ビジネス面のウェルビーイングを判断する5つの要素
従業員のウェルビーイング(幸福度)は外見から判断できないため、施策の効果が分かりづらいケースもある。ここからはビジネス面での判断指標として、米国の調査会社であるギャラップ社による要素の定義を見ていこう。
Career well-being(キャリア ウェルビーイング)
ウェルビーイングの「キャリア」には、仕事面でのスキル向上や昇進のほか、プライベート面での活動も含まれる。例えば、家事や育児、学習、ボランティア活動などもキャリアの一環であり、ひとり一人の従業員が「日常をどのように過ごしているか?」を判断するための要素だ。
簡単に言い換えれば「ワークライフバランス」のことであり、日本の働き方改革にもつながる要素である。
Social well-being(ソーシャル ウェルビーイング)
直訳すると社会的な幸福だが、ここで言う「ソーシャル」とは人間関係のことである。従業員が安心して働くには、周りに信頼できる仲間や愛情を注げる人間、不安になった時の相談相手などが必要だ。
交友人数やコミュニケーションの量だけではなく、個々の関係性もポイントになるため、ビジネス面では上司や同僚、部下などとの関わり方を確認したい。
Financial well-being(フィナンシャル ウェルビーイング)
ビジネス面でのウェルビーイングでは、経済面の視点も欠かせない。仮に業務負担が少なかったり、やりがいのある仕事を与えていたりしても、報酬が見合っていなければ従業員は不安を抱える。
そのため、企業側は「納得できる報酬を受け取っているか」や「正しい資産管理ができているか」などを確認する必要がある。
Physical well-being(フィジカル ウェルビーイング)
フィジカル面(身体的)の幸福度は、言うまでもなく重要な要素だろう。仕事をこなすには健康であることが前提であり、健康面はメンタルやモチベーションにも影響する。

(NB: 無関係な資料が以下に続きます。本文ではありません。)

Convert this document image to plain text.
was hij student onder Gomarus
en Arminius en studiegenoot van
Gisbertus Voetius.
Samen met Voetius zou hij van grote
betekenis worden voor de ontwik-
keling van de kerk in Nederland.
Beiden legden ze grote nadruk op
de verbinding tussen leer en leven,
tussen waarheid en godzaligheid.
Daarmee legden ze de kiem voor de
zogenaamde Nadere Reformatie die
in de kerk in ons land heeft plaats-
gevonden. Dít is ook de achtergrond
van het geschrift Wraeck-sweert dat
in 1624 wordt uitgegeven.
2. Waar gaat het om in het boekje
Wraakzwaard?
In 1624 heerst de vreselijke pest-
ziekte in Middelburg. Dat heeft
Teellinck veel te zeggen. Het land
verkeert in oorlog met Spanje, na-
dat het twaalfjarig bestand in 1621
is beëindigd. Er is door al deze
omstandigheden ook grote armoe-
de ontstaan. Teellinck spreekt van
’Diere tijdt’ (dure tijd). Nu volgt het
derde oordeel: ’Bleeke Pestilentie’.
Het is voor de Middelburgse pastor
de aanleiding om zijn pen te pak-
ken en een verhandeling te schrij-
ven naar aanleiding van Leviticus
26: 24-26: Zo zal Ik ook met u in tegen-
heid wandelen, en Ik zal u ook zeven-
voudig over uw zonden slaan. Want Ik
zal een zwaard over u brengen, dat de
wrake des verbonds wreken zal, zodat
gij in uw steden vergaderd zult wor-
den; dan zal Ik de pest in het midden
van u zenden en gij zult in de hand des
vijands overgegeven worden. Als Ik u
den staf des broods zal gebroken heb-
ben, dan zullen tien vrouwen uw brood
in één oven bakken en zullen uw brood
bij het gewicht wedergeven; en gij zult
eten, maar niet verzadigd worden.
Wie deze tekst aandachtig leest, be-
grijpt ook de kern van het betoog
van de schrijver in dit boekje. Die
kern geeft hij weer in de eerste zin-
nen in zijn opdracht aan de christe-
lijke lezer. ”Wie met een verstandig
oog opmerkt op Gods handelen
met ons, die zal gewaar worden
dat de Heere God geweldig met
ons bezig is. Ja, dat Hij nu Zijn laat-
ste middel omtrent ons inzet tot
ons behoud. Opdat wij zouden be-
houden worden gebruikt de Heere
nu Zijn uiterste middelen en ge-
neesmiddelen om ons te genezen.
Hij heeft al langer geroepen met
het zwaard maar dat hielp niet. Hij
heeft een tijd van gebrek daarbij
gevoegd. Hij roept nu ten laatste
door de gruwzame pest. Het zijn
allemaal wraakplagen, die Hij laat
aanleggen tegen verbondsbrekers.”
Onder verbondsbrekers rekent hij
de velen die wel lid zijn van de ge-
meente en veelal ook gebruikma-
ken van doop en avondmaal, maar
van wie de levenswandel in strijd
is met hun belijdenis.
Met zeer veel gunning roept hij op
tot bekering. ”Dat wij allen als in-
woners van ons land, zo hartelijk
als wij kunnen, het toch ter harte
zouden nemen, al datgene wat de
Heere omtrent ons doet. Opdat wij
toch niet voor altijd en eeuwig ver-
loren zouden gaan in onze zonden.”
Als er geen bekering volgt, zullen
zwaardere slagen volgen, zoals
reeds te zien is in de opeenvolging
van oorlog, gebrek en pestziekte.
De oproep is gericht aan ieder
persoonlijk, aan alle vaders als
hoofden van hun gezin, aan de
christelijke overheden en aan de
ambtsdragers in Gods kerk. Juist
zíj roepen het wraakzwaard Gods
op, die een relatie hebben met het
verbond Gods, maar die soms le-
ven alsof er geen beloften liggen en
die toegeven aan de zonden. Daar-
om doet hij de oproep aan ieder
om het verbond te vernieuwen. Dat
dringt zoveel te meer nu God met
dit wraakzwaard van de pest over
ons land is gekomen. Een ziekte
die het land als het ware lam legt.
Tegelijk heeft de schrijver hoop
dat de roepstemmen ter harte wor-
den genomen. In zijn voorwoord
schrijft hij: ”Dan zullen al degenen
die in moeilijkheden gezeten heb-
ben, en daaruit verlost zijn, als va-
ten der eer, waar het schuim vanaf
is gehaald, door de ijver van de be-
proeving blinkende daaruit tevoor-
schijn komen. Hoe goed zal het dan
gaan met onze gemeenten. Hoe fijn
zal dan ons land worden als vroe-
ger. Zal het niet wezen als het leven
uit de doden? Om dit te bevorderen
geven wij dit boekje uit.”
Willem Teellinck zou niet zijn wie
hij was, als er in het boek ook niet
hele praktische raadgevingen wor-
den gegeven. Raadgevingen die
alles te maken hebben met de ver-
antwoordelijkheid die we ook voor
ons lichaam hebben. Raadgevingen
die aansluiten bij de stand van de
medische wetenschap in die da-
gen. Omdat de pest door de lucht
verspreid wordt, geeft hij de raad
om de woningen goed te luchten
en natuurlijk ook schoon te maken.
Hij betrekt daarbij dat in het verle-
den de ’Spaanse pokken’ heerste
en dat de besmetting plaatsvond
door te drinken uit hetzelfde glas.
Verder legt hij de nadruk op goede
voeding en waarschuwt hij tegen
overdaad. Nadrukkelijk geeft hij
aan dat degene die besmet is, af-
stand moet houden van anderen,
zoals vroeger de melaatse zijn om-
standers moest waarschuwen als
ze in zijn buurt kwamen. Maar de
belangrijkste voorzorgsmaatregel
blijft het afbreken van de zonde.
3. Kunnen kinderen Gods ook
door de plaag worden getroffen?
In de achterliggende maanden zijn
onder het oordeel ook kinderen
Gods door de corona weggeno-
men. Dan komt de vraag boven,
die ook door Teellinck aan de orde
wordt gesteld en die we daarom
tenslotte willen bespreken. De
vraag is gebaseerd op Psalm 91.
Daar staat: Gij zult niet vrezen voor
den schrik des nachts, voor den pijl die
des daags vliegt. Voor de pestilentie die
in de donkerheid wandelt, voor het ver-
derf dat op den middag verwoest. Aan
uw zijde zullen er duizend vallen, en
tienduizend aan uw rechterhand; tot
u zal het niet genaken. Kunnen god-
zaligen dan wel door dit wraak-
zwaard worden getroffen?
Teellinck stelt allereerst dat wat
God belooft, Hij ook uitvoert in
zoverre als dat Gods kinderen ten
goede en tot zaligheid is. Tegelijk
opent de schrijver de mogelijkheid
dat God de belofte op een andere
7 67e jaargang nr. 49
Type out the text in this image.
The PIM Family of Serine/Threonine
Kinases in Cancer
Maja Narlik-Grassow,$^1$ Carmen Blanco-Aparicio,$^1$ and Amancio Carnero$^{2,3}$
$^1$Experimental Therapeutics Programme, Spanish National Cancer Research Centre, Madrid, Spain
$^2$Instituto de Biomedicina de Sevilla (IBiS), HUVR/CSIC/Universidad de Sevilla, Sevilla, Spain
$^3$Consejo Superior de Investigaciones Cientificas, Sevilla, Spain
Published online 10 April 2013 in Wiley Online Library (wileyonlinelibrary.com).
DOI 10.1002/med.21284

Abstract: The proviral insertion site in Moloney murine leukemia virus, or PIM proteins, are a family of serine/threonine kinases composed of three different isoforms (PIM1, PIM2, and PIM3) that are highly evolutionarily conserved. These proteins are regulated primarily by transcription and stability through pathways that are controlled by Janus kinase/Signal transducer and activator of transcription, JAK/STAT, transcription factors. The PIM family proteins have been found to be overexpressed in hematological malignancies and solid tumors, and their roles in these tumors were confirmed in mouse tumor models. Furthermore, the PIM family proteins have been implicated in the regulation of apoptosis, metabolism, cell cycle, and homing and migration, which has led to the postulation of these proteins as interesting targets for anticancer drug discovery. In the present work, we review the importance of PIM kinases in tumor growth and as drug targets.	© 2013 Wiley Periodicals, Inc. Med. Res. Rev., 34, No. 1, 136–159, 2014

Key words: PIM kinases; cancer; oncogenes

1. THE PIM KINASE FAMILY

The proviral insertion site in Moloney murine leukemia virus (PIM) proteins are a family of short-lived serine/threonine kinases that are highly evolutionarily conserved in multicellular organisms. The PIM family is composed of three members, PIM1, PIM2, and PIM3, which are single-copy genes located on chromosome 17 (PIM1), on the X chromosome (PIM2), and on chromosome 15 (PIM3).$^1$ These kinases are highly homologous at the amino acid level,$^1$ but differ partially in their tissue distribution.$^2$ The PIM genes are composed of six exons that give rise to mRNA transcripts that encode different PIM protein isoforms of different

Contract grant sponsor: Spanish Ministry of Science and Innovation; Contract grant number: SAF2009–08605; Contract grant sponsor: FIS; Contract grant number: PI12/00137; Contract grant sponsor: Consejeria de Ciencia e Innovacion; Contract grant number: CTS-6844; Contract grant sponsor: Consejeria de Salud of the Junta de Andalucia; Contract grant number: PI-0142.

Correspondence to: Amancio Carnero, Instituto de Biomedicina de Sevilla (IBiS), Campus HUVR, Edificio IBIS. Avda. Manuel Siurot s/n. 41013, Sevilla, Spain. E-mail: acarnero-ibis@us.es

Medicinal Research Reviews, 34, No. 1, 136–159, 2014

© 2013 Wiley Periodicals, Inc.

外見からは判断できない体調不良もあるため、定期的な健康診断や人間ドックなどを実施することが望ましいだろう。
Community well-being(コミュニティ ウェルビーイング)
ここで言う「コミュニティ」とは、家族や親戚、友人などの身近な集団を指す。ビジネス面では経営者との関係性のほか、部署や取引先との関係性も確認しておきたい。
前述の「ソーシャル ウェルビーイング」とも関わるため、望ましいコミュニティを形成できるようなサポートも重要になる。